In the inner ear, sensory hair cells use mechano-electrical transduction (MET) to convert mechanical forces into electrical signals, initiating the transmission of auditory and vestibular information. The correct targeting of MET pore forming transmembrane channel-like 1 (TMC1) protein to the tips of shorter stereocilia, the site of MET, as well as the proper function of MET channels rely on an alliance of multiple proteins that assemble the MET channel complex1,2. One of the components of the MET channel complex is the Lipoma HMGIC (high mobility group protein I-C, now known as HMGA2) fusion partner-like (LHFPL5). LHFPL5, which was previously known as TMHS (tetraspan membrane protein of hair cell stereocilia) is necessary for proper MET channel function3. LHFPL5 is a four transmembrane segment protein from the superfamily of tetraspan proteins that includes the claudin tight junction proteins, gap junction proteins, peripheral myelin proteins, and ion channel auxiliary subunits4. Mutations in LHFPL5 may impair auditory and vestibular function in zebrafish, cause congenital hearing loss in hurry-scurry mice, and DFNB67 deafness in humans5–8.
The peak of expression of LHFPL5 in the murine inner ear is between P0 and P3 corresponding with the period of stereocilia formation and MET acquisition9,10. LHFPL5 is detected on the apical hair cell membrane and stereocilia of both inner and outer hair cells, and in hair cells of the vestibular maculae and cristae9,11. Immunogold labeling revealed that LHFPL5 is present in hair bundles at P0 with the expression level peak at about P310. LHFPL5 localizes to the tips of predominantly shorter stereocilia, the site of MET channels, and transiently to the kinocilium and lower shaft and ankle link areas10.

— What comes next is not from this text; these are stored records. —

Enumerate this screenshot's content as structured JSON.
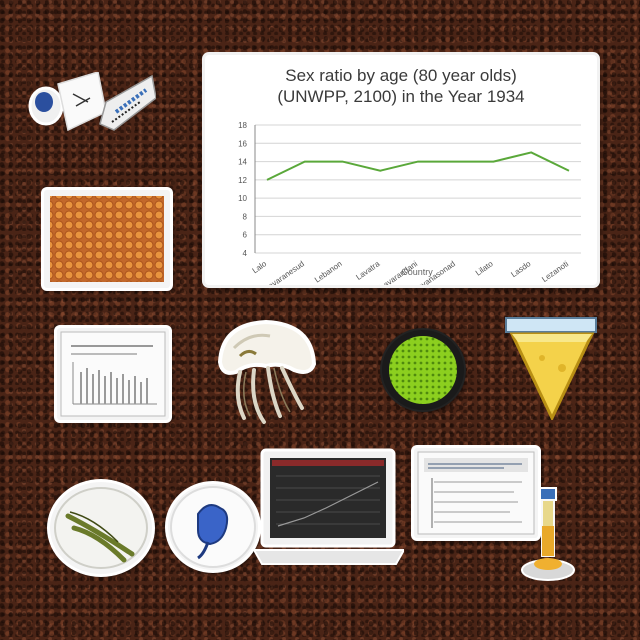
{
  "chart_data": {
    "type": "line",
    "title": "Sex ratio by age (80 year olds)",
    "subtitle": "(UNWPP, 2100) in the Year 1934",
    "xlabel": "Country",
    "ylabel": "",
    "x": [
      "Lalo",
      "Lavaranesud",
      "Lebanon",
      "Lavatra",
      "Lavarandani",
      "Lavanasonad",
      "Lilato",
      "Lasdo",
      "Lezanoti"
    ],
    "series": [
      {
        "values": [
          12,
          14,
          14,
          13,
          14,
          14,
          14,
          15,
          13
        ]
      }
    ],
    "yticks": [
      "18",
      "16",
      "14",
      "12",
      "10",
      "8",
      "6",
      "4"
    ],
    "ylim": [
      4,
      18
    ],
    "line_color": "#5aa83a",
    "grid": true,
    "legend": "none"
  },
  "stickers": [
    {
      "name": "keycard-bracelet-icon"
    },
    {
      "name": "chickpeas-tray-icon"
    },
    {
      "name": "bar-chart-paper-icon"
    },
    {
      "name": "jellyfish-icon"
    },
    {
      "name": "green-virus-icon"
    },
    {
      "name": "cheese-wedge-icon"
    },
    {
      "name": "green-beans-icon"
    },
    {
      "name": "blue-flower-icon"
    },
    {
      "name": "laptop-icon"
    },
    {
      "name": "document-chart-icon"
    },
    {
      "name": "beaker-stand-icon"
    }
  ]
}
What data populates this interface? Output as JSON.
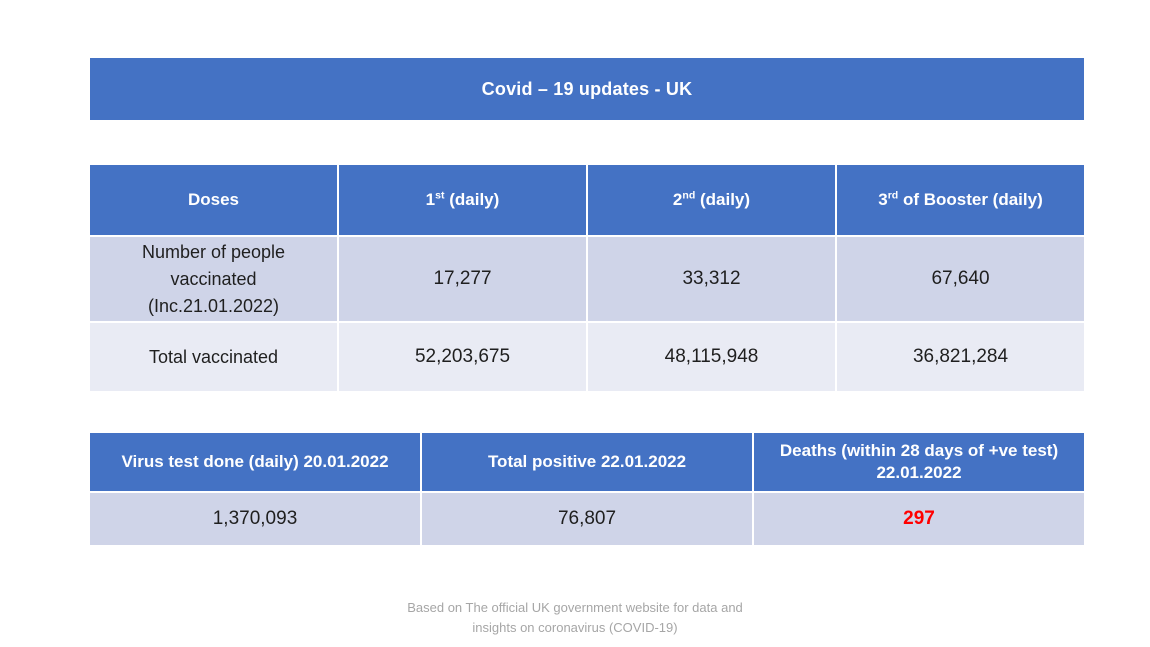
{
  "page": {
    "title": "Covid – 19 updates - UK",
    "footer_lines": [
      "Based on The official UK government website for data and",
      "insights on coronavirus (COVID-19)"
    ]
  },
  "colors": {
    "header_blue": "#4472C4",
    "row_dark": "#CFD4E8",
    "row_light": "#E9EBF4",
    "deaths_red": "#FF0000",
    "footer_gray": "#A6A6A6"
  },
  "vaccine_table": {
    "headers": [
      {
        "pre": "Doses",
        "sup": "",
        "post": ""
      },
      {
        "pre": "1",
        "sup": "st",
        "post": " (daily)"
      },
      {
        "pre": "2",
        "sup": "nd",
        "post": " (daily)"
      },
      {
        "pre": "3",
        "sup": "rd",
        "post": " of Booster (daily)"
      }
    ],
    "rows": [
      {
        "label_lines": [
          "Number of people",
          "vaccinated",
          "(Inc.21.01.2022)"
        ],
        "values": [
          "17,277",
          "33,312",
          "67,640"
        ]
      },
      {
        "label_lines": [
          "Total vaccinated"
        ],
        "values": [
          "52,203,675",
          "48,115,948",
          "36,821,284"
        ]
      }
    ]
  },
  "tests_table": {
    "headers": [
      {
        "lines": [
          "Virus test done (daily) 20.01.2022"
        ]
      },
      {
        "lines": [
          "Total positive 22.01.2022"
        ]
      },
      {
        "lines": [
          "Deaths (within 28 days of +ve test)",
          "22.01.2022"
        ]
      }
    ],
    "values": [
      "1,370,093",
      "76,807",
      "297"
    ]
  }
}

Initially, LHFPL5 was thought to be involved in the formation of hair cell stereocilia and hair bundle morphogenesis due to its spatial and temporal expression pattern. However, co-immunoprecipitation experiments and structural studies found that LHFPL5 interacts with another MET channel complex component protocadherin-15 (PCDH15)3,12, pointing out to a role in MET for LHFPL5. Interestingly, LHFPL5 fails to localize to the plasma membrane of cultured cells and to the stereocilia tips in the absence PCDH153,10, suggesting that the formation of an LHFPL5-PCDH15 complex is necessary for proper LHFPL5 localization. PCDH15 contains a single transmembrane helix and its intracellular C-terminus interacts with the N-terminus of TMC112,13. Earlier reports demonstrated no evidence for co-immunoprecipitation of LHFPL5 by TMC114, but a more recent study detected an interaction between the two proteins using co-immunoprecipitation experiments in heterologous expression systems15. It is possible that LHFPL5 may stabilize the interaction between PCDH15 and TMC1; in the absence of TMC1, PCDH15 and LHFPL5 are still targeted to stereocilia3, while pathogenic mutations of PCDH15 or LHFPL5 affect targeting of TMC1 to the stereocilia14.

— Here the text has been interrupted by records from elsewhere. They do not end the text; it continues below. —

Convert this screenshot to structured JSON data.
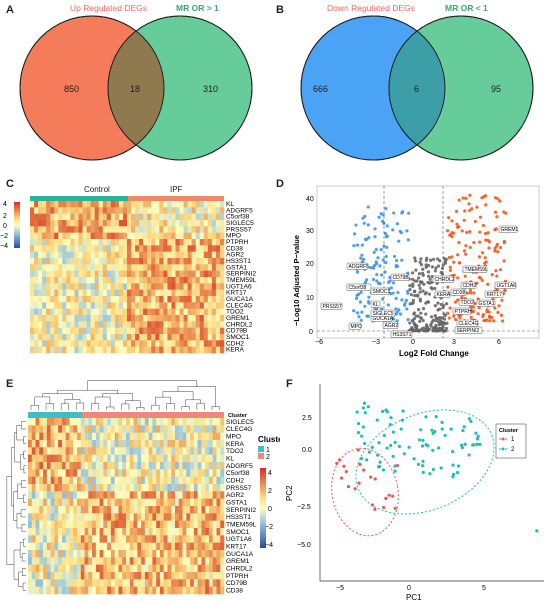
{
  "panels": {
    "A": {
      "label": "A",
      "set_left": "Up Regulated DEGs",
      "set_right": "MR OR > 1",
      "only_left": "850",
      "overlap": "18",
      "only_right": "310",
      "colors": {
        "left": "#f47c5b",
        "right": "#66cc99",
        "overlap": "#8f7a4f",
        "left_label": "#ea6a5a",
        "right_label": "#3aa66c"
      }
    },
    "B": {
      "label": "B",
      "set_left": "Down Regulated DEGs",
      "set_right": "MR OR < 1",
      "only_left": "666",
      "overlap": "6",
      "only_right": "95",
      "colors": {
        "left": "#4aa3f5",
        "right": "#66cc99",
        "overlap": "#3c9fa8",
        "left_label": "#ea6a5a",
        "right_label": "#3aa66c"
      }
    },
    "C": {
      "label": "C",
      "group_labels": [
        "Control",
        "IPF"
      ],
      "group_colors": [
        "#2bb39a",
        "#ee8866"
      ],
      "legend_ticks": [
        "4",
        "2",
        "0",
        "−2",
        "−4"
      ],
      "genes": [
        "KL",
        "ADGRF5",
        "C5orf38",
        "SIGLEC5",
        "PRSS57",
        "MPO",
        "PTPRH",
        "CD38",
        "AGR2",
        "HS3ST1",
        "GSTA1",
        "SERPINI2",
        "TMEM59L",
        "UGT1A6",
        "KRT17",
        "GUCA1A",
        "CLEC4G",
        "TDO2",
        "GREM1",
        "CHRDL2",
        "CD79B",
        "SMOC1",
        "CDH2",
        "KERA"
      ]
    },
    "D": {
      "label": "D",
      "xlabel": "Log2 Fold Change",
      "ylabel": "−Log10 Adjusted P−value",
      "x_ticks": [
        "−6",
        "−3",
        "0",
        "3",
        "6"
      ],
      "y_ticks": [
        "0",
        "10",
        "20",
        "30",
        "40"
      ],
      "gene_labels_left": [
        "ADGRF5",
        "C5orf38",
        "PRSS57",
        "KL",
        "SMOC1",
        "MPO",
        "GUCA1A",
        "SIGLEC5",
        "AGR2",
        "HS3ST1",
        "CD79B"
      ],
      "gene_labels_right": [
        "GREM1",
        "CHRDL2",
        "TMEM59L",
        "CDH2",
        "UGT1A6",
        "KRT17",
        "KERA",
        "CD38",
        "TDO2",
        "GSTA1",
        "PTPRH",
        "CLEC4G",
        "SERPINI2"
      ]
    },
    "E": {
      "label": "E",
      "cluster_title": "Cluster",
      "cluster_values": [
        "1",
        "2"
      ],
      "cluster_colors": [
        "#3cc0c8",
        "#ee8877"
      ],
      "legend_ticks": [
        "4",
        "2",
        "0",
        "−2",
        "−4"
      ],
      "genes": [
        "SIGLEC5",
        "CLEC4G",
        "MPO",
        "KERA",
        "TDO2",
        "KL",
        "ADGRF5",
        "C5orf38",
        "CDH2",
        "PRSS57",
        "AGR2",
        "GSTA1",
        "SERPINI2",
        "HS3ST1",
        "TMEM59L",
        "SMOC1",
        "UGT1A6",
        "KRT17",
        "GUCA1A",
        "GREM1",
        "CHRDL2",
        "PTPRH",
        "CD79B",
        "CD38"
      ]
    },
    "F": {
      "label": "F",
      "xlabel": "PC1",
      "ylabel": "PC2",
      "x_ticks": [
        "−5",
        "0",
        "5"
      ],
      "y_ticks": [
        "2.5",
        "0.0",
        "−2.5",
        "−5.0"
      ],
      "legend_title": "Cluster",
      "legend_items": [
        "1",
        "2"
      ],
      "colors": [
        "#ee5555",
        "#22bbbb"
      ]
    }
  }
}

LHFPL5, thus, resembles other ion channel regulatory subunits such as the TARPs of AMPA receptors that facilitate channel transport and regulate the properties of pore-forming channel subunits, but the LHFPL5 function remains unknown16.
LHFPL5 expressed in cultured cells consistently fails to localize to the plasma membrane and is retained intracelularly3. The failure of LHFPL5 to traffic to the plasma membrane in a heterologous system is a major obstacle to identifying and studying the function of this protein. Interestingly, co-expression with PCDH15 has been shown to allow for plasma membrane expression of both proteins, LHFPL5 and PCDH153, suggesting that intracellular assembly of protein complexes may be indispensable for proper localization and function of these MET channel proteins.
Here we identified the LHFPL5 regions as responsible for its intracellular retention. We took advantage of the ability of Aquaporin 3-tGFP (AQP3-tGFP), which displays intense plasma membrane labeling in heterologous systems, to identify LHFPL5 sequences that prevent the plasma membrane localization of AQP3-tGFP. Using AQP3-tGFP based reporter (AGR), we identified two regions within LHFPL5 that preclude its expression at the plasma membrane of HEK293 cells: the extracellular loop 1 (ECL1) and transmembrane (TM) segment 4. Identifying the regions of LHFPL5 that preclude this protein from localizing to the plasma membrane will aid future studies aimed at reconstitution of the MET complex proteins at the plasma membrane in heterologous cells.